The late Father Mangunwijaya was at the seminar to speak on the urgent need to consider faith and morality in publishing books.
Wahyu Susilo, a Catholic at Solidaritas Perempuan (women´s solidarity), told UCA News that the sudden death of Father Mangunwijaya is a loss not only for the Indonesian Catholic Church but for the whole society.
"We are losing a priest who was deeply concerned with the oppressed," said the layman, who, as a student in the 1980s, joined Father Mangunwijaya when the priest organized a protest against land appropriation for the World Bank-funded Kedung Ombo dam project in Central Java.
Kartini Nurdin, a Muslim on the staff of Obor Torch book foundation, which organized the seminar, told UCA News that the foundation has lost an inspirer.
Obor consulted the late priest for books deserving publication, and he often took part in nominating authors for the annual Obor award, Nurdin said.
Born in 1929 in Ambarawa, Central Java, Father Mangunwijaya went to technical high school and was active in the 1947-1948 war against the Dutch who sought to recolonize the newly independent Indonesia.
After being ordained a priest in 1959, he was sent by Semarang archdiocese to study architecture in Aachen, Germany.
Last year, to mark National Technology Awakening Day Aug. 10, President Bacharudin Jusuf Habibie awarded the Catholic priest the Kalyanakretya (superior work) Medal for his contribution to architectural technology.
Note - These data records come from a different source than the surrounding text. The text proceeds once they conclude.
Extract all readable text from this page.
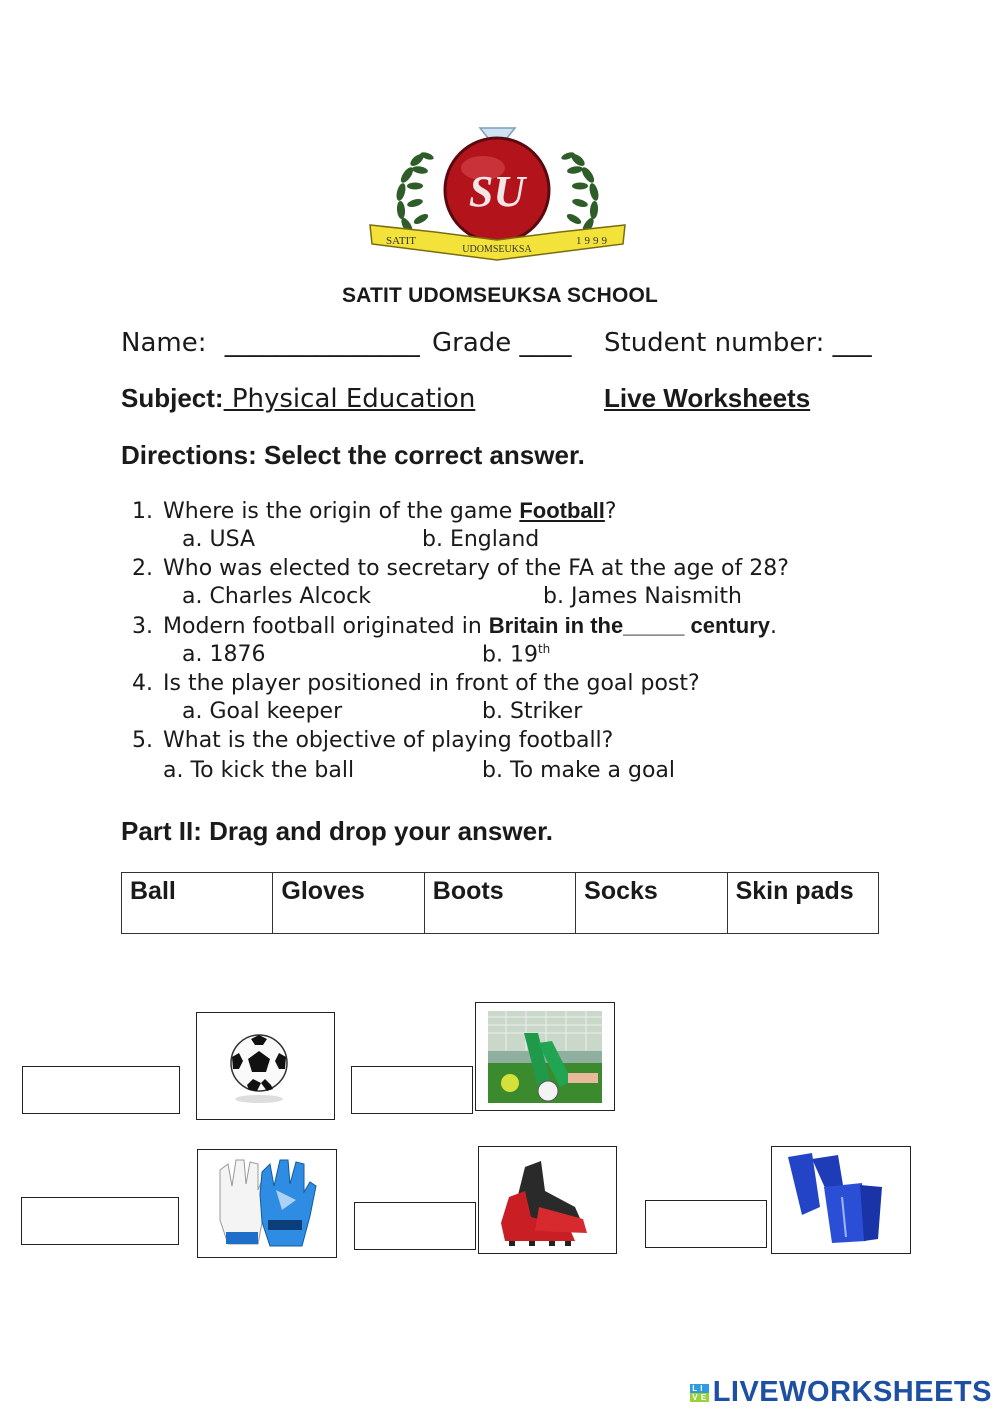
SU
SATIT
UDOMSEUKSA
1999
SATIT UDOMSEUKSA SCHOOL
Name: _______________ Grade ____ Student number: ___
Subject: Physical Education	Live Worksheets
Directions: Select the correct answer.
1. Where is the origin of the game Football?
a. USA	b. England
2. Who was elected to secretary of the FA at the age of 28?
a. Charles Alcock	b. James Naismith
3. Modern football originated in Britain in the_____ century.
a. 1876	b. 19th
4. Is the player positioned in front of the goal post?
a. Goal keeper	b. Striker
5. What is the objective of playing football?
a. To kick the ball	b. To make a goal
Part II: Drag and drop your answer.
Ball	Gloves	Boots	Socks	Skin pads
L I
V E LIVEWORKSHEETS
Earlier, the association of Indonesian architects awarded him twice.
In the 1970s Father Mangunwijaya was involved in a social work project initiated by the Java Protestant Church to help scavengers build simple, clean homes at the bank of the Code River in Yogyakarta.
The interreligious collaboration known as the Code River project earned the priest a human rights award in 1986 from the Jakarta-based Indonesian legal aid institute, and another award in 1995 from the Aga Khan international Islamic foundation based in Geneva.
The Aga Khan Award committee cited the priest for developing housing for poor Muslims in the predominantly Muslim country.
In the late 1980s when the Yogyakarta provincial government planned to demolish the river bank housing, Father Mangunwijaya launched a hunger strike protest. A Muslim leader from East Java came to join him, sparking wide sympathy, and the government backed down.
In the field of literature Father Mangunwijaya won Thailand´s Queen Sirikit Southeast Asia Literature Award in 1981 for his novel "Burung-burung Manyar" (weaver birds). He produced five novels besides essays on various issues ranging from religion to science and national life.
In 1996 he received the Netherlands-based Professor Teeuw Award in recognition of his contributions to Indonesian literature and culture.
His wide range of activities won him friends from various backgrounds. One of his close associates was Abdurrachman Wahid, the charismatic leader of the 32-million strong Nahdlatul Ulama (awakening of Islamic scholar), the largest Islamic organization in the country.
Within the Indonesian Catholic Church, Father Mangunwijaya was noted for his criticism of the Church´s association with the establishment. But he was also a staunch defender of the Church´s involvement in social apostolate.
In 1989 when a group of Muslim leaders in Yogyakarta presented the visiting Pope John Paul II with a book alleging forced conversion through the Catholic Church´s social apostolate, Father Mangunwijaya challenged them to prove it.